There was a twisted logic that made as much sense as anything else in the case so far. Thorne told Porter that he’d talk to Juliet Mullen. Porter suggested that he do so in person, so he said that he’d try to get over to the Mullen place later on. Then he asked her what she was going to be doing, if they would see each other.

‘I’m not sure how long I’m going to be at Kathleen Bristow’s. I’m hoping SOCO will be about done, and I want to have a good go at those filing cabinets. Maybe what’s in there can give us a clue about what might have been taken.’

‘How did it go with the brother and his wife?’

It took no more than the sigh and the traffic noise, a second or two of the pause before she began to answer, for Thorne to realise that he’d asked cleverer questions.

TWENTY-ONE

A makeshift stage had been set up in his old man’s front room.

Sitting on the solitary chair, Thorne could hear the voices from behind the hastily rigged-up curtain, as his father and his father’s friend Victor got themselves ready. Thorne glanced over at his mum’s old clock on the mantelpiece. He needed to get back to work and didn’t really have time for this.
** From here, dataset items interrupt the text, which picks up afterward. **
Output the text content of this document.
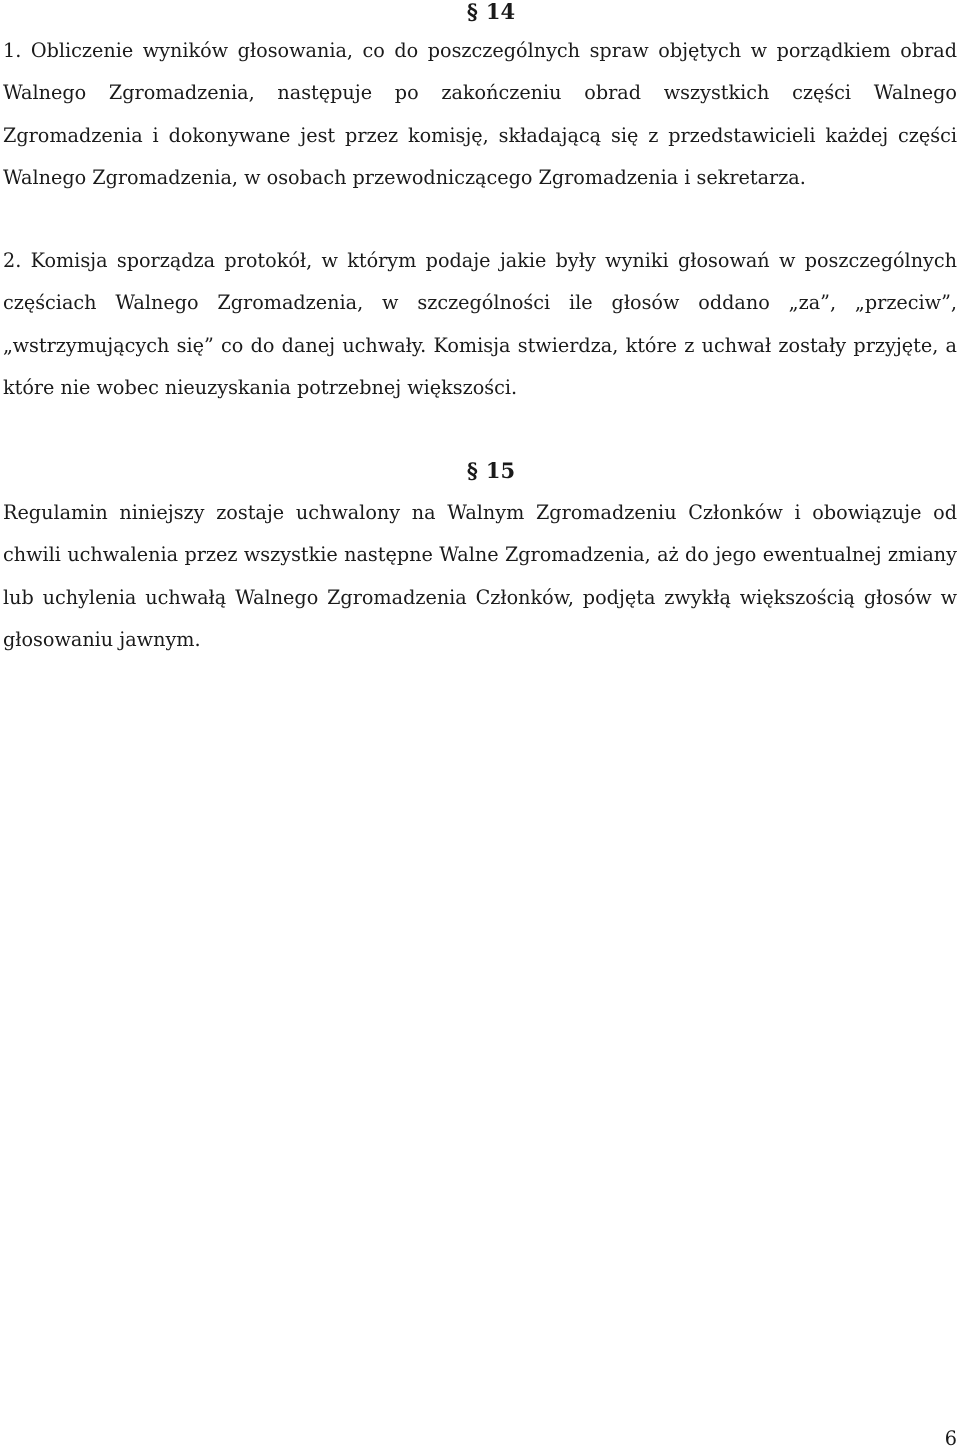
§ 14

1. Obliczenie wyników głosowania, co do poszczególnych spraw objętych w porządkiem obrad Walnego Zgromadzenia, następuje po zakończeniu obrad wszystkich części Walnego Zgromadzenia i dokonywane jest przez komisję, składającą się z przedstawicieli każdej części Walnego Zgromadzenia, w osobach przewodniczącego Zgromadzenia i sekretarza.

2. Komisja sporządza protokół, w którym podaje jakie były wyniki głosowań w poszczególnych częściach Walnego Zgromadzenia, w szczególności ile głosów oddano „za”, „przeciw”, „wstrzymujących się” co do danej uchwały. Komisja stwierdza, które z uchwał zostały przyjęte, a które nie wobec nieuzyskania potrzebnej większości.

§ 15

Regulamin niniejszy zostaje uchwalony na Walnym Zgromadzeniu Członków i obowiązuje od chwili uchwalenia przez wszystkie następne Walne Zgromadzenia, aż do jego ewentualnej zmiany lub uchylenia uchwałą Walnego Zgromadzenia Członków, podjęta zwykłą większością głosów w głosowaniu jawnym.

6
‘Are you going to be much longer?’

His father yelled back from behind the curtain, ‘Keep your fucking wig on!’

Thorne froze as he saw the smoke curling underneath the thick, black material. He got up and ran for the curtain, but found himself unable to reach it. He clawed at fresh air and shouted to his father on the other side, screaming at him to get out.
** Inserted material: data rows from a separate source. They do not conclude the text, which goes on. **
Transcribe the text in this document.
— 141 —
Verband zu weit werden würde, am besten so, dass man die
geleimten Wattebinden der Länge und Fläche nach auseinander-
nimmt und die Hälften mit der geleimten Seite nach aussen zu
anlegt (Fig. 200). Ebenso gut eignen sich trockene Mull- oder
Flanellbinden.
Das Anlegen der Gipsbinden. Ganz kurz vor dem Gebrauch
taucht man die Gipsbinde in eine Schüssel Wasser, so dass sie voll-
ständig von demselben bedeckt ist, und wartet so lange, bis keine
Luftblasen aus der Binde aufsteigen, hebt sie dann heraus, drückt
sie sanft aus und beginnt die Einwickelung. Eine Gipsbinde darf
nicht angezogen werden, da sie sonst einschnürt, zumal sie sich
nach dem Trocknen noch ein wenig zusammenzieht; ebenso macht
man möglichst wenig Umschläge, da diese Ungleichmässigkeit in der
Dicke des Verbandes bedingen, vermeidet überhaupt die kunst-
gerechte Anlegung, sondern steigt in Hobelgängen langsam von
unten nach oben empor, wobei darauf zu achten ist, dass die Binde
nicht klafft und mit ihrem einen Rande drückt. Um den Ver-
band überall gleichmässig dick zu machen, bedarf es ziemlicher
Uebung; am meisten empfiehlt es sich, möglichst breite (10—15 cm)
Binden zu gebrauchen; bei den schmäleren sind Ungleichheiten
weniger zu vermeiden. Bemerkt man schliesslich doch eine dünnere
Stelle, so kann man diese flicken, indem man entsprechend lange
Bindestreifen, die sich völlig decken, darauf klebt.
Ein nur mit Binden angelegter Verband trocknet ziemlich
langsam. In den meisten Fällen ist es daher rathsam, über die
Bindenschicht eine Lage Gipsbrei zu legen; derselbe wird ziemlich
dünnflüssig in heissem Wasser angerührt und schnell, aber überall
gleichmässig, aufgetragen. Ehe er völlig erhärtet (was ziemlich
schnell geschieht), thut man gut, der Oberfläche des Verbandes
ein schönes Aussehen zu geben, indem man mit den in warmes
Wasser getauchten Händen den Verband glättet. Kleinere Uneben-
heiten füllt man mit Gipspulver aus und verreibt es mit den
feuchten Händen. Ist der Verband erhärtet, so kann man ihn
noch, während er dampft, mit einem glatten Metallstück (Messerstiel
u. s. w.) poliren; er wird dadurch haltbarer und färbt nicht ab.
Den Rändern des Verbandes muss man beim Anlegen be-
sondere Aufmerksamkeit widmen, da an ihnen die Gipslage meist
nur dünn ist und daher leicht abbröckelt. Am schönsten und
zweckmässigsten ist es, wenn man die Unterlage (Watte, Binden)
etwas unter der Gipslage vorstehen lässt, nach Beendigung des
‘Relax,’ his father said. ‘Sit down. We’ll be ready in a minute.’

‘There’s smoke…’

‘No, there fucking isn’t.’

‘Stop swearing.’

‘I can’t fucking help it.’

The curtain rose and Thorne fell back in his chair as his father and Victor stepped forward through waist-high dry ice.

Jim Thorne gri

The show itself wasn’t bad.

Victor walked across to a piano and started to play. Thorne’s father began to sing, but the cheesy rendition of ‘Memories’ fell apart when he forgot the words almost straight away, mugging furiously as he gave it up as a waste of time. Then they went into the patter…

‘Do you know they’ve spent more money on developing Viagra than they have on research into Alzheimer’s?’

‘That’s terrible,’ Victor said.

‘You’re telling me. I’m walking around with a permanent stiffy and I can’t remember what I’m supposed to do with it!’

Then more of the same. All the usual jokes, reeled off one after the other, with Victor playing straight man and cheerily feeding the set-ups to his old friend. Stuff from Thorne’s father about how Alzheimer’s wasn’t all bad: how at least he never had to watch repeats on TV, and how he could hide his own Easter eggs, and how he was always meeting new friends.

‘As long as you don’t forget your old ones,’ Victor said.

‘Of course not.’ Beat. Look. ‘Who are you again?’

Thorne enjoyed every minute of it, thrilled to see his father so happy. He forgot about the time and about the work he should be doing as those expressions of loss and confusion he had always dreaded seeing were transformed into something comical, as his father stared out at him in mock-bewilderment, his eyes bright.

Thorne laughed, and applauded another badly timed gag. The noise of his clapping faded on cue as his father turned to Victor and stage-whispered from the side of his mouth: ‘I’m killing ’em.’

‘You’re on fire, Jim.’

‘Too bloody true I am!’

Thorne whistled as the old man turned, revealing the elaborate and colourful flame design that had been embroidered on to the back of his jacket. He stamped his feet as Jim Thorne began to dance, as he moved his hips and rolled his shoulders, so the flames appeared to be climbing slowly up his back.